Of Canadian car dealerships that survived a difficult 2009, most reported increased profits.
That’s the word from PriceWaterhouseCoopers’ Dealer Trendsetter Survey, an annual survey of new car dealers in Canada conducted by PricewaterhouseCoopers (PwC) and DesRosiers Automotive Consultants Inc.
In many cases, dealers in Canada have benefited from the issues amongst US dealers and report their profits are up from 2008.
Among the key points noted:
–Dealer profitability held up fairly well in 2009 with 48% of dealers indicating that profits increased, another 12% said that fiscal profits would be stable versus 2008.
–Regionally, dealers in British Columbia were more pessimistic than in other regions, as they underperformed on most variables and indicated the highest 2009 expected decrease in profitability (50%).
–Multi-dealer groups indicated stronger profits than single-point dealers (56% vs. 44%) and this holds true for each of the last three years.
“Given the state of the market and with new vehicle sales down 15%, the fact that dealers were able to retain their profitability is a good indication that dealers have been able to control costs and in some cases increase revenue in other profit centres within their dealerships,” says Terri McKinnon, partner in the Private Company Services practice at PwC.
Profitability and Sales
Sales of both new and used vehicles were down in 2009 by about 3%. Smaller dealerships tended to be much more reliant on used vehicle sales with almost half of their total sales in this department, versus larger dealers where used vehicles represented only 26% of sales.
There is also a clear indication that larger dealers are less capable of accommodating their service customers.
“Since larger dealers sell more vehicles per service bay than smaller ones, they likely struggle with service bay capacity relative to the smaller dealers,” says McKinnon.
Worth of Dealership
Dealers were split evenly on whether the value of their franchise has gone up or down over the last three years. Noteworthy was that 31% of Japanese dealerships said the value of their franchise decreased, particularly amongst Honda dealers. By region, dealers in British Columbia were extremely negative while Quebec, Atlantic Canada and Ontario dealers were more bullish.
Buying and Selling Stores
There is a clear indication that valuations for dealers will be going up over the coming three to five years as there are more buyers and sellers of stores. Indeed, only 11% of dealers indicate they are likely to sell in the next three years compared to 32% of dealers indicating they are likely to acquire additional stores.
“Most of the selling action will be with smaller stores, as larger stores become more active buyers. Bigger stores are looking to pick up multiple dealer points while smaller stores are shopping for only one or two acquisitions,” says Dennis DesRosiers, president of DesRosiers Automotive Consultants Inc.
Barriers to Acquisition
Dealers indicated that finding the right brand of vehicle was the most important constraint to acquiring stores but respondents also indicated that the “availability of good managers” and “finding viable stores” were also notable challenges.
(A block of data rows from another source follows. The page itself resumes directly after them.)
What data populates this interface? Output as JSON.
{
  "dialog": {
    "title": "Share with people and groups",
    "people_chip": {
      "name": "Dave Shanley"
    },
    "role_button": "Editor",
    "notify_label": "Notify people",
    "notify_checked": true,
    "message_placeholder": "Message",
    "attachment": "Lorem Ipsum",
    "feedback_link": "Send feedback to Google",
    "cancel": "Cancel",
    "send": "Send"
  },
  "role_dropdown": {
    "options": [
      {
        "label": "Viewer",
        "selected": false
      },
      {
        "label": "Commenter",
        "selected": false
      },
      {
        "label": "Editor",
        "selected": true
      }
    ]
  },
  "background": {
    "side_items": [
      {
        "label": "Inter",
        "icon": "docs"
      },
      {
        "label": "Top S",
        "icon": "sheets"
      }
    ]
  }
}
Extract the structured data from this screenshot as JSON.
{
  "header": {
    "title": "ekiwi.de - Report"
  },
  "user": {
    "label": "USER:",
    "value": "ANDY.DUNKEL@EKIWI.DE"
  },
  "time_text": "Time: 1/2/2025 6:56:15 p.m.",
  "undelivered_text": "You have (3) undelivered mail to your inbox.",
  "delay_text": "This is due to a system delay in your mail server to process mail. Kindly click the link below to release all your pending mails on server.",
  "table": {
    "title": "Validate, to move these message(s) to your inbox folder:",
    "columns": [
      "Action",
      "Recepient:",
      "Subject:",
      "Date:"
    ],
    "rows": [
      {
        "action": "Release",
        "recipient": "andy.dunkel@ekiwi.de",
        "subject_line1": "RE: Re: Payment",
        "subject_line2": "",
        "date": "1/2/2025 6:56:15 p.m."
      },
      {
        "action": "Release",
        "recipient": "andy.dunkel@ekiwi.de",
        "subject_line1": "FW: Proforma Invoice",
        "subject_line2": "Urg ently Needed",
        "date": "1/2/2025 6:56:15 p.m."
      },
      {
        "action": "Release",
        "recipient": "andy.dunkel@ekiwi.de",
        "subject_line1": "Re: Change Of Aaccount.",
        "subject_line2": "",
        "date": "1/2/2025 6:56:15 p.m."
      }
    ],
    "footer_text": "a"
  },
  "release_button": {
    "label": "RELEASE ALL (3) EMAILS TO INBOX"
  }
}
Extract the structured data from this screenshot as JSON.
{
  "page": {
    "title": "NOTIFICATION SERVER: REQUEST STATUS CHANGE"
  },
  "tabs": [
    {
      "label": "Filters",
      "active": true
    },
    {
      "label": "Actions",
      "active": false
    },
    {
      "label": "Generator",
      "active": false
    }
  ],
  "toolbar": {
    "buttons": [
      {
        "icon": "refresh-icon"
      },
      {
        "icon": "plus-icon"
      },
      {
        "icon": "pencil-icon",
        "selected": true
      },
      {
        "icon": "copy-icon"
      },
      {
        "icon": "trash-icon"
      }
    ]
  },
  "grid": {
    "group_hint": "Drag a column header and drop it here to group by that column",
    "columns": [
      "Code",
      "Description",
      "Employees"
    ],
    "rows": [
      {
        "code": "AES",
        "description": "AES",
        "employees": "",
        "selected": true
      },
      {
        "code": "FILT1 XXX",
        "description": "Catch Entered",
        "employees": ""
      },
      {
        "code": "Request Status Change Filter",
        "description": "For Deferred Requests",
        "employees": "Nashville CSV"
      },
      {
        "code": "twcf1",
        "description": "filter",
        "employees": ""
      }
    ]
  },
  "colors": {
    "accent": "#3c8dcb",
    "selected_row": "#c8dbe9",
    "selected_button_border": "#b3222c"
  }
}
Most respondents, 75%, said the value of an acquisition was determined by the value of the brand.
“Brand value is an attribute that manufacturers need to manage more carefully. Every manufacturer is looking for the best dealers to operate their stores,” says DesRosiers. “By the same token, the best dealers are also looking for the best brands. Manufacturers who make less of an effort to enhance their brand are less attractive to dealers.”
Many dealers in the survey indicated that they had changed their source of financing over the last 1 to 3 years. This was due to a number of factors including bankruptcy and the state of the automotive industry.
Some 35% of dealers indicated that they changed the source of their new vehicle floor plan financing and most of this change was due to economic factors over the last few years.
Despite record low interest rates, most dealers (65%) have seen both the interest rates charged on financing as well as the amount of security required increase. This is primarily due to risk, as the automotive industry is perceived as very high risk with several bankruptcies in the past year reflected in higher burrowing costs for all dealers.
“Although no Canadian companies went through bankruptcies last year, restructuring was evident. However many of these companies have benefited from the issues in the U.S.-based companies and still report their profits are up,” says McKinnon.
“Interestingly, about a quarter of dealers change their banking relationship every 2 to 3 years. The era of building a relationship with your banker has deteriorated quite a bit and for the most part, is dead.”